Les années de braise. Le cheikh du village vient le sortir de son désespoir, l'enjoignant à partir travailler au loin sur les terres d'un colons avec les hommes les plus valides du village afin que celui- ci reçoive des subsides permettant d'échapper à la famine. Saïd et Ahmed voient enfin des terres fertiles et des vaches bien grasses et une riche moisson. Ils ne manquent pas de voir que le barrage sur la rivière détourne toute l'eau vers les terres des colons. Au village, il n'y a plus personne. Les hommes sont partis battre contre le village voisin qui a de nouveau le privilège de l'eau boueuse déversée du trop plein du barrage. Ahmed se dresse entre eux et les appelle à cesser de se combattre mutuellement pour s'en prendre aux seuls responsables de leur misère. Les français prévaricateurs. Ils enjoint cinq hommes de chaque village de le suivre pour faire sauter l'une des vannes du barrage. L'explosion fonctionne mais la répression est violente; les meneurs sont arrêtés et enrôlés dans l'armée pour faire la guerre en Europe. Le fou pleure de désespoir de voir ceux qui pourraient être les germes de la révolte partir pour la guerre en Europe.

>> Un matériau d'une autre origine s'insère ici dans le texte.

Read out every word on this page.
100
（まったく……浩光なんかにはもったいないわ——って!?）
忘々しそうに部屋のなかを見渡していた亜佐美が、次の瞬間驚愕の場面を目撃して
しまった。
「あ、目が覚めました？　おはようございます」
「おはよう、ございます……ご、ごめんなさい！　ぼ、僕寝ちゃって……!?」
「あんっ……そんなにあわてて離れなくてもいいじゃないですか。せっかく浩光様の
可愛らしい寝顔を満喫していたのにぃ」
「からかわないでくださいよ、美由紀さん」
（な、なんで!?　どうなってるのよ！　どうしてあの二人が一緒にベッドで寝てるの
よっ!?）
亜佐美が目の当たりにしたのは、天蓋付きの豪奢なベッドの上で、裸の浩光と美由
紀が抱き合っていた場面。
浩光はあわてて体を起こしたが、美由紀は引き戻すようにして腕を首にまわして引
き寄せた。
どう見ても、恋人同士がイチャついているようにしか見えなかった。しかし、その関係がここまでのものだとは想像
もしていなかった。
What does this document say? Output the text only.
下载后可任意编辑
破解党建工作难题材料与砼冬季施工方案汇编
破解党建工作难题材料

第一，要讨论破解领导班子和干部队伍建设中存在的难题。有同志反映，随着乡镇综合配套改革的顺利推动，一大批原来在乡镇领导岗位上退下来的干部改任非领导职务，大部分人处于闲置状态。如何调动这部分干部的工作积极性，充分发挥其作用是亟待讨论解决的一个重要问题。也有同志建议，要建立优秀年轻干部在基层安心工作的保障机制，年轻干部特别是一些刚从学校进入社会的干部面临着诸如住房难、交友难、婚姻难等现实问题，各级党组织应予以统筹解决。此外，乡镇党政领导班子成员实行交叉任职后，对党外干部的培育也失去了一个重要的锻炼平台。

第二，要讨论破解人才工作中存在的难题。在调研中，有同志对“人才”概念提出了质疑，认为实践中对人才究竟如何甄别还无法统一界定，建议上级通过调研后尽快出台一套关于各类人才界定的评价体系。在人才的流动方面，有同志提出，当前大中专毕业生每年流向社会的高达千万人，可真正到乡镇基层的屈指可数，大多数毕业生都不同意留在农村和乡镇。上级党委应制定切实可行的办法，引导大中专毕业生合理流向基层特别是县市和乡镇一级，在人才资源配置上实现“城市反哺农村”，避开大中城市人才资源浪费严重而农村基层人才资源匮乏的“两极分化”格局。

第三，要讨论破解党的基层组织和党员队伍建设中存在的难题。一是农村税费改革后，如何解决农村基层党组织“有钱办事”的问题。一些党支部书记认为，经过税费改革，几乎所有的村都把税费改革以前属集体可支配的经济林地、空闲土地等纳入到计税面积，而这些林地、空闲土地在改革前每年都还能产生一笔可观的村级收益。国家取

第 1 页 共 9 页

Des images d’archive en noir et blanc montrent la bataille des Ardennes et les combats qui mènent jusqu'à la défaite de l'Allemagne. Alors qu'est célébré le 8 mai 1945 en Europe, les massacres par les milices coloniales à Sétif, Guelma et Kherrata et dans tout le constantinois font entre 5000 et 30000 victimes. A son retour de la guerre, Ahmed constate que son village n'a pas été épargné. Il apprend à sa cousine la mort de Saïd en France.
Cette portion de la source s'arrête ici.